Researchers in the US have unveiled a new high-temperature material that is 60% better at converting heat to electricity than comparable “thermoelectrics”. The material, which is a nanocomposite, is stable up to temperatures as high as 700 °C. It could therefore potentially be used to boost the fuel efficiency of cars by recovering energy from the vehicle’s exhaust heat.
As materials that can convert heat directly into electricity, thermoelectrics sound highly promising to reduce global energy consumption. In addition to possibly finding their way into cars, they could also be used to recover useful energy from waste heat from nuclear reactors. Other applications including improving the effectiveness of solar cells and cooling computer chips and other electronic devices.

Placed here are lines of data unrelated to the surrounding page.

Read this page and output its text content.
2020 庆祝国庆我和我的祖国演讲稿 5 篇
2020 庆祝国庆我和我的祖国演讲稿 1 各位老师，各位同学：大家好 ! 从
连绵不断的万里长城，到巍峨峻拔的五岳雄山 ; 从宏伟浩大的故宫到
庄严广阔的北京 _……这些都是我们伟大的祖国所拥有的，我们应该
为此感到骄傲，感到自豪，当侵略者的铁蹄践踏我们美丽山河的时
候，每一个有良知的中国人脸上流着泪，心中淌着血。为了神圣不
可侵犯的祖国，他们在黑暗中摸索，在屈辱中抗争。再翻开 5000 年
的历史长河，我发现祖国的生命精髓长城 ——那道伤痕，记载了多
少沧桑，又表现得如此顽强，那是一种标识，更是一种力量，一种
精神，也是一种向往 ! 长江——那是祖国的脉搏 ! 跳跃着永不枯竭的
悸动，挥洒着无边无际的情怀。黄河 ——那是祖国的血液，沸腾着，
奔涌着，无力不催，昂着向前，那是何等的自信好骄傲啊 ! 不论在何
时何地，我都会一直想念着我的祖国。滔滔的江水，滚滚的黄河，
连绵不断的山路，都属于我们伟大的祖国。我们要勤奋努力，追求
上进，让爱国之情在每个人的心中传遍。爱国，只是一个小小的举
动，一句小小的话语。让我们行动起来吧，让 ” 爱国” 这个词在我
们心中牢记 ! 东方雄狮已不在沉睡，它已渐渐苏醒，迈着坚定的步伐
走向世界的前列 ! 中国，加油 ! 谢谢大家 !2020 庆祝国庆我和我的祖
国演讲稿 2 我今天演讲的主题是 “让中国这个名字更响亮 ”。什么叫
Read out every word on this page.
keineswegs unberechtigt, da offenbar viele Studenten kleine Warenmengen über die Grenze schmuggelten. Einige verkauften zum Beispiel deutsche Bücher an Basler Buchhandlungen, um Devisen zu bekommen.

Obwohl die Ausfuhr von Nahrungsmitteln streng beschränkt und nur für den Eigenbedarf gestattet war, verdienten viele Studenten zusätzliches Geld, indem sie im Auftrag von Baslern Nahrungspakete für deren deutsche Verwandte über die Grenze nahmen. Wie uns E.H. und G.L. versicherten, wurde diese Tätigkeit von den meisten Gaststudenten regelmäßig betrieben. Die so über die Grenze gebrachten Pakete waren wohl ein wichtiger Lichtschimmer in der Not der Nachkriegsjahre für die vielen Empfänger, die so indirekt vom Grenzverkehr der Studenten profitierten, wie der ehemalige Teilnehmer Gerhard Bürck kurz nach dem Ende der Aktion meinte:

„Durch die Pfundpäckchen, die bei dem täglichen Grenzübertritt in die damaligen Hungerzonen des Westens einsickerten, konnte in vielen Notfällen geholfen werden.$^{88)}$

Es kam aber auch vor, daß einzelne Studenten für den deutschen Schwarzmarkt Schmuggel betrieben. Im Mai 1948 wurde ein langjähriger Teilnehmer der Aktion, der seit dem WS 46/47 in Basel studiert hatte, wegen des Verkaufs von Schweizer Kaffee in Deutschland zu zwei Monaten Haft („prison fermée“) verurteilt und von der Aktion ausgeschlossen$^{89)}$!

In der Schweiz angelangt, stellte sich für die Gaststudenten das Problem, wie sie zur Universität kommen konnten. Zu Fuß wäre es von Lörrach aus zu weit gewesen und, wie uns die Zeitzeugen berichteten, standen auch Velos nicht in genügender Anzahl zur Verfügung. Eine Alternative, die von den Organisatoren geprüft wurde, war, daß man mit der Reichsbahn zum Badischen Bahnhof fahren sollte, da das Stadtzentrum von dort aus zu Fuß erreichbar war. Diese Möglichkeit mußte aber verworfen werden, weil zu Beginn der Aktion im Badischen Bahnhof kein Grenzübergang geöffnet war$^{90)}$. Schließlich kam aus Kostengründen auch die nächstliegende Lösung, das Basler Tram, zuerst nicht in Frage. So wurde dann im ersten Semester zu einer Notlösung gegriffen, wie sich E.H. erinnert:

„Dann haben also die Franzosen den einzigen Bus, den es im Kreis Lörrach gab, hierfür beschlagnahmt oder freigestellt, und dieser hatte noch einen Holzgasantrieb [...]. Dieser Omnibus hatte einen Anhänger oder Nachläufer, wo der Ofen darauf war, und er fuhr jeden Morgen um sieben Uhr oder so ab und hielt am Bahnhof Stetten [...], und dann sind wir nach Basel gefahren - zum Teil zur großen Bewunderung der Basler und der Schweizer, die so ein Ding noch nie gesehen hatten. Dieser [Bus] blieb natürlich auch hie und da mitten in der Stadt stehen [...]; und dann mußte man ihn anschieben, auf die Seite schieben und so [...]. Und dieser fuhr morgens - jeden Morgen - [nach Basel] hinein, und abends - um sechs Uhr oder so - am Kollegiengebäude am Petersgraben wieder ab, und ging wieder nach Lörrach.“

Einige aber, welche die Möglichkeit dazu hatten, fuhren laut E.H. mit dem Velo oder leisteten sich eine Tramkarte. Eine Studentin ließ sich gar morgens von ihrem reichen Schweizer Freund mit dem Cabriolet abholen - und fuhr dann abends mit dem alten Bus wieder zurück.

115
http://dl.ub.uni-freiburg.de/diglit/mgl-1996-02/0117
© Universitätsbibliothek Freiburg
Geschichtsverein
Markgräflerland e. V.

To be of practical use, however, a thermoelectric material must be good at conducting electricity but poor at conducting heat. It must also have a large thermopower, which is the ratio of the voltage to temperature difference across a material to its temperature difference. These three requirements are expressed in the thermoelectric figure of merit ZT. Any practical material must also operate at the appropriate ambient temperature, which in the case of vehicle exhausts can be hundreds of degrees.
Go with the grain
One promising group of thermoelectric materials are the “half-Heuslers”, which are robust alloys of several metallic elements. They do suffer, however, from having relatively high thermal conductivities. One way of reducing their conductivity is to squish together a fine powder of the material to form a nanocomposite containing many tiny grains. Heat has a hard time travelling across the boundaries between grains, thereby reducing the overall thermal conduction of the nanocomposite.
Now, Xiao Yan and colleagues at Boston College, MIT, the University of Virginia and Clemson University have used this technique on an extremely fine powder, producing a nanocomposite with the best ZT yet for a half-Heusler. The team began with a cast ingot of the half-Heusler Zr0.5Hf0.5CoSb0.8Sn0.2, which was then crushed to make a powder with a particle size between 5 and 10 nm. Heat and pressure were then applied to press the powder into millimetre-sized bars and discs. This was done very carefully to try to minimize the number of nanoparticles that fuse together to create much larger grains in the finished product.
The resulting solid had an average grain size of 100–200 nm. While this was larger than the original powder, it was about one-tenth the grain size of previous attempts at making similar materials. By measuring the thermopower of the nanocomposite along with its electrical and thermal conductivities, the team found that it had a ZT of 0.8 at temperatures of 700 °C, which is about 60% higher than the best previous value for a half-Heusler thermoelectric.
Off the gas
One reason for the high ZT was that the thermal conductivity was about 30% less than the cast ingot from which it was made. The ZT value was also boosted by a small increase in the thermopower of the nanocomposite compared to the cast ingot. Both these effects more than compensated for the small measured drop in the electrical conductivity of the material, which – all other things being equal – would have reduced the ZT.
Yan told physicsworld.com that the increased thermopower is probably caused by the preferential scattering of lower-energy charge carriers at grain boundaries, which increases the mean carrier energy in the material.
While other thermoelectric materials have ZT values greater than 1.0, these tend to operate a lower temperatures than the half-Heuslers. Other advantages of the material, according to Yan are that it has excellent thermal stability and good mechanical strength and is non-toxic and inexpensive. That could be good news for drivers. “Assuming a ZT of 0.8, gas mileage could be improved by 10%,” Yan reckons. He also believes that half-Heuslers thermoelectrics could also be used to generate electricity from heat from the Sun.
Akram Boukai of the University of Michigan in the US agrees that half-Heuslers are good candidates for vehicle-exhaust applications. “Half-Heusler materials have great potential for power generation since you can tune their electronic and thermal properties at will,” he says. Boukai, who was not involved in this latest work, adds that Yan’s research “achieves a remarkable improvement in efficiency by nanostructuring the bulk material”.
As well as optimizing the chemical composition of the half-Heusler, the team is looking at how to reduce the grain size of the pressed material. “Even lower thermal conductivity and higher ZT could be expected if grain size could be kept below 100 nm during pressing,” explained Yan.